Ryan comes from a long established WI family with money: "Janesville, Wisconsin, where Ryan was born and still lives, is a riverfront city of sixty-four thousand people in the southeast corner of the state, between Madison and Chicago. Three families, the Ryans, the Fitzgeralds, and the Cullens, sometimes called the Irish Mafia, helped develop the town, especially in the postwar era. The Ryans were major road builders, and today Ryan, Inc., started in 1884 by Paul’s great-grandfather, is a national construction firm." Ryan has no private sector experience, except in his own family's business (never looked for a job) "Ryan went back to Wisconsin, worked briefly for the family business as a “marketing consultant”—a bit of résumé padding that gave him his only private-sector experience—and decided to run [for Congressional office]" Ryan's home district got significant stimulus funding under the present administration: "John Beckord, a Ryan supporter and the head of Forward Janesville, a pro-business economic-development group, explained that it would soon house the Janesville Innovation Center, providing entrepreneurs with commercial space in which to launch their ideas. The money came from a $1.2-million government grant through the Economic Development Administration, one of Obama’s major stimulus programs." Read more http://www.newyorker.com/reporting/2012/08/06/120806fa_fact_lizza#ixzz23uwQXbPv
http://www.legistorm.com/salaries/house_totals.html
The question was "Is the Republican Party the Anti-Empathy Party? " In order to prove any party is "anti-empathy" you need to cite evidence substantiating this claim. In other words, give examples, give PROOF of anti-empathy. Here are RECENT examples of anti-empathy, specificaly, US drones murdering RESCUERS (remember, this strongly suggests if not proves anti-empathy) then attribute to which party responsibility belongs; "On [4 June], US drones attacked rescuers in Waziristan in western Pakistan minutes after an initial strike, killing 16 people in total according to the BBC. On 28 May, drones were also reported to have returned to the attack in Khassokhel near Mir Ali." Moreover, "between May 2009 and June 2011, at least 15 attacks on rescuers were reported by credible news media, including the New York Times, CNN, ABC News and Al Jazeera." http://www.guardian.co.uk/commentisfree/2012/aug/20/us-drones-strikes-target-rescuers-pakistan Since neither the GOP or the DemocRats are objecting to these horrific war crimes and both parties further them by voting for, funding and not stopping or even speaking against them, the only conclusion can be both parties are the "anti-empathy" party. This is just one example. Repeat process. P.S. There is NO real difference btwn. the 2 major parties and if there is, please cite evidence before you claim that there isn't.

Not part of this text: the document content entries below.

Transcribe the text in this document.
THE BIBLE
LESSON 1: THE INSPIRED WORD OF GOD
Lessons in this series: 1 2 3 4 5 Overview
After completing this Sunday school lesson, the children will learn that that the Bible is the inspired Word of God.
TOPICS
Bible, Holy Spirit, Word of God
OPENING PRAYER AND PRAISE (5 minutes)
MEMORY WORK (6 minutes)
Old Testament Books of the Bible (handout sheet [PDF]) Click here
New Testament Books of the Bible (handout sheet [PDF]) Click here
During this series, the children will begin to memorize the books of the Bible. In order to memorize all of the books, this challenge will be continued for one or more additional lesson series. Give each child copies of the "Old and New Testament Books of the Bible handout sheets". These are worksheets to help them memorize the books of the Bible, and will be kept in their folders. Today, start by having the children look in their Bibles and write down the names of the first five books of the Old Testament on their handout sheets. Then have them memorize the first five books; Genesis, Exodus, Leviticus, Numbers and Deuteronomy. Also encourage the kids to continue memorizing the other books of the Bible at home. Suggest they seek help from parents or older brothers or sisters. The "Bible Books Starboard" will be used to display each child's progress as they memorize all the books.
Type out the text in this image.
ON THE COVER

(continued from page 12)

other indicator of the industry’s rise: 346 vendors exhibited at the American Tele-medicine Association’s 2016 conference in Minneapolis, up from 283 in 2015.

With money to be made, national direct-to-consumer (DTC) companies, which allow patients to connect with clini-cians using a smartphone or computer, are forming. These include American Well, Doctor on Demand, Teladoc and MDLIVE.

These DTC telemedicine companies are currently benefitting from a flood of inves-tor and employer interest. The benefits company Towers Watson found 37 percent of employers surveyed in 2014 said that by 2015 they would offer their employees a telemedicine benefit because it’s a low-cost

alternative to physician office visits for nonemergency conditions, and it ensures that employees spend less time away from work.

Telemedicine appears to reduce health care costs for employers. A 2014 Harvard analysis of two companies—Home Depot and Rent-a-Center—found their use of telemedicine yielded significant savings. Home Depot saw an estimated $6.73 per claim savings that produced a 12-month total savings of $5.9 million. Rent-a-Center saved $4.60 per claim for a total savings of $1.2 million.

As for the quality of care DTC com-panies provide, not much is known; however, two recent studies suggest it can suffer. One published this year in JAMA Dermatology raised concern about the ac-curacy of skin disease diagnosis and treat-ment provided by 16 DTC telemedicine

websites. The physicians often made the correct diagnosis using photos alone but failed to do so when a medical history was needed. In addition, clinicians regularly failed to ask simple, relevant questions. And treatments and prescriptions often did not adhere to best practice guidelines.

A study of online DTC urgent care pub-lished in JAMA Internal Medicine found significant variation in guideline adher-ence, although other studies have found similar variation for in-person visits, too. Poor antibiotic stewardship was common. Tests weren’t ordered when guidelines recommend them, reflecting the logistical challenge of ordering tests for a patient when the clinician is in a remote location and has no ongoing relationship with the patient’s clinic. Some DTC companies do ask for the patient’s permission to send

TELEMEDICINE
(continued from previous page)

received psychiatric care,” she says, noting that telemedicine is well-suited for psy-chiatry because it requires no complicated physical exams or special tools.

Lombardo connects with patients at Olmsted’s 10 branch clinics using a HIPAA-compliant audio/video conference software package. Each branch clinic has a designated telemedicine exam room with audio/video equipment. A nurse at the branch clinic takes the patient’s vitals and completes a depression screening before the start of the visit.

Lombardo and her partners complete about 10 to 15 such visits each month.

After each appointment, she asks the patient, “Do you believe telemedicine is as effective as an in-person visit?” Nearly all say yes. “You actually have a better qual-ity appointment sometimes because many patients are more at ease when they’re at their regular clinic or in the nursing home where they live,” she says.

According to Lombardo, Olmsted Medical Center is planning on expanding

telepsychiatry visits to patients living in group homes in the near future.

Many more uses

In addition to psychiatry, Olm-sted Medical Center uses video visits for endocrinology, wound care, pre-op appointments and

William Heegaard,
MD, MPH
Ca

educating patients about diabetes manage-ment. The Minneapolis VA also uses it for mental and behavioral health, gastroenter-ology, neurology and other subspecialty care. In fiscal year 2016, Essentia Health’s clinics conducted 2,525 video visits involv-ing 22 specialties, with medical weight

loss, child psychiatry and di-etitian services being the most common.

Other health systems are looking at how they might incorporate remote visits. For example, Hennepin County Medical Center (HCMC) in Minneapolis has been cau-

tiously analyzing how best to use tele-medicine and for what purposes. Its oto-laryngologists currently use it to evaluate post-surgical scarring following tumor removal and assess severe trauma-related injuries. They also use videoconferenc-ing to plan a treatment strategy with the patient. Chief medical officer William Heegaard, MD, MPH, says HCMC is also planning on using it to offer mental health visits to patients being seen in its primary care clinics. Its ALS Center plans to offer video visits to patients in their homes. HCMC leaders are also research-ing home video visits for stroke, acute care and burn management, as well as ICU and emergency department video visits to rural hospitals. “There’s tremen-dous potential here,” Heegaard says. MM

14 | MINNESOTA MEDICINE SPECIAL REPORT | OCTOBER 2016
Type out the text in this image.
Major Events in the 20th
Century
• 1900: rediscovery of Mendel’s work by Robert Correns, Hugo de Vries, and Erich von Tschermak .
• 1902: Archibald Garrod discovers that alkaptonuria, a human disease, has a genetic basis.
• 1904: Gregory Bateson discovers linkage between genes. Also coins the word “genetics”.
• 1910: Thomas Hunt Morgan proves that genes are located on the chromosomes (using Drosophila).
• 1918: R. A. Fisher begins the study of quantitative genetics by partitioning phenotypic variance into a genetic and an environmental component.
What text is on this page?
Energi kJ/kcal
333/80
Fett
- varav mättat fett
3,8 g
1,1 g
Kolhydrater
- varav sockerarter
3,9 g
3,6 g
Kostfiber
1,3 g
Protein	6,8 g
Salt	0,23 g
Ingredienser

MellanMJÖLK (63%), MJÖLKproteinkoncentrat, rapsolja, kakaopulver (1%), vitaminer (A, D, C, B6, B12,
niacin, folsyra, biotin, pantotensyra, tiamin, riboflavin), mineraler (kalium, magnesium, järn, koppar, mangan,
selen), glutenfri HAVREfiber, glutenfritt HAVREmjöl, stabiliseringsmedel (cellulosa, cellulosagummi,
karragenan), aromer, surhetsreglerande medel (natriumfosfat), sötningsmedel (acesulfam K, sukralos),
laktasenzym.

Avi's piece was meant to spread hate and had no real value other than to get all you guys to write to each other. He has every right to write what he wants. I have every right to ignore his comments. I also have the right to express an opinion that Avi's comments are not worth the time it took to read. You guys all jumped onto his bait. I think it is more advisable to label it for what it was meant to be, a piece to bring the commentors out. 160 comments and a ton of vitriol.